The watch has a stem-wind, stem-set movement which is working within two to three minutes of accuracy a day. This is certainly reliable enough for occasional use. The movement is signed with the Omega logo on the balance cock and can also be identified as being by Omega from the shape of the plates. As with early Omega pocket watches, the serial number will be visible underneath the dial. The movement is protected by an inner hinged cover.
The watch measures 47.2mm diameter excluding the winding stem and the loop. It is a little smaller than the other pocket watches in my collection. The gunmetal case is in good condition and has rose gold embellishments. The case has light surface marking from use, but no obvious dents or damage which is common in watches of this age. Overall, it is in good condition for an early 1900s piece. The mineral watch glass is in nice condition with no obvious marks visible in the photos. However, magnification would probably show up some minor markings.

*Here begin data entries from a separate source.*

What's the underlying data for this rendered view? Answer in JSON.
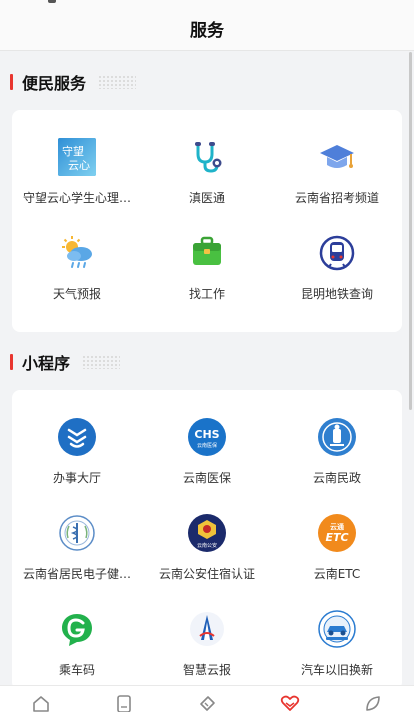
{
  "header": {
    "title": "服务"
  },
  "sections": [
    {
      "title": "便民服务",
      "items": [
        {
          "label": "守望云心学生心理…",
          "icon": "shouwang-yun-logo-icon"
        },
        {
          "label": "滇医通",
          "icon": "stethoscope-icon"
        },
        {
          "label": "云南省招考频道",
          "icon": "graduation-cap-icon"
        },
        {
          "label": "天气预报",
          "icon": "weather-sun-cloud-icon"
        },
        {
          "label": "找工作",
          "icon": "briefcase-icon"
        },
        {
          "label": "昆明地铁查询",
          "icon": "metro-train-icon"
        }
      ]
    },
    {
      "title": "小程序",
      "items": [
        {
          "label": "办事大厅",
          "icon": "service-hall-icon"
        },
        {
          "label": "云南医保",
          "icon": "chs-medical-insurance-icon",
          "badge_text": "CHS",
          "badge_sub": "云南医保"
        },
        {
          "label": "云南民政",
          "icon": "civil-affairs-icon"
        },
        {
          "label": "云南省居民电子健…",
          "icon": "health-card-emblem-icon"
        },
        {
          "label": "云南公安住宿认证",
          "icon": "police-emblem-icon",
          "badge_sub": "云南公安"
        },
        {
          "label": "云南ETC",
          "icon": "etc-icon",
          "badge_top": "云通",
          "badge_text": "ETC"
        },
        {
          "label": "乘车码",
          "icon": "ride-code-g-icon"
        },
        {
          "label": "智慧云报",
          "icon": "smart-yunbao-icon"
        },
        {
          "label": "汽车以旧换新",
          "icon": "car-trade-in-icon"
        }
      ]
    }
  ],
  "tabbar": [
    {
      "icon": "home-icon",
      "active": false
    },
    {
      "icon": "document-icon",
      "active": false
    },
    {
      "icon": "ticket-icon",
      "active": false
    },
    {
      "icon": "heart-service-icon",
      "active": true
    },
    {
      "icon": "leaf-icon",
      "active": false
    }
  ],
  "colors": {
    "accent": "#e8352f",
    "blue": "#1a73c9",
    "red_tab": "#e8352f"
  }
}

The white enamel dial is clear and clean. The dial was left blank on purpose for the retail jeweller to add their branding if required. Apparently, there are a couple of hairline cracks and an old repair to the outer edge between 12 & 1 o’clock. The watch has its original gold hands and a blued steel sub-seconds hand. Bluing steel is a process that tempers the steel and creates an oxidised coating that helps to prevent the steel from rusting. The steel hands are cleaned and polished. Next, the hands are heated, over a bed of brass filings, to a high temperature. The layer of brass filings is used to maintain a constant temperature exchange. The steel changes colour from gold to brown and then purple before it settles to blue.
It’s a very interesting antique pocket watch and I certainly want to add an Omega to my collection at some point. However, in this instance, the gunmetal case doesn’t meet my criteria of presentability. If anyone is interested I can highly recommend the seller, The Vintage Wrist Watch Company, I have bought several antique watches from them and have never been disappointed.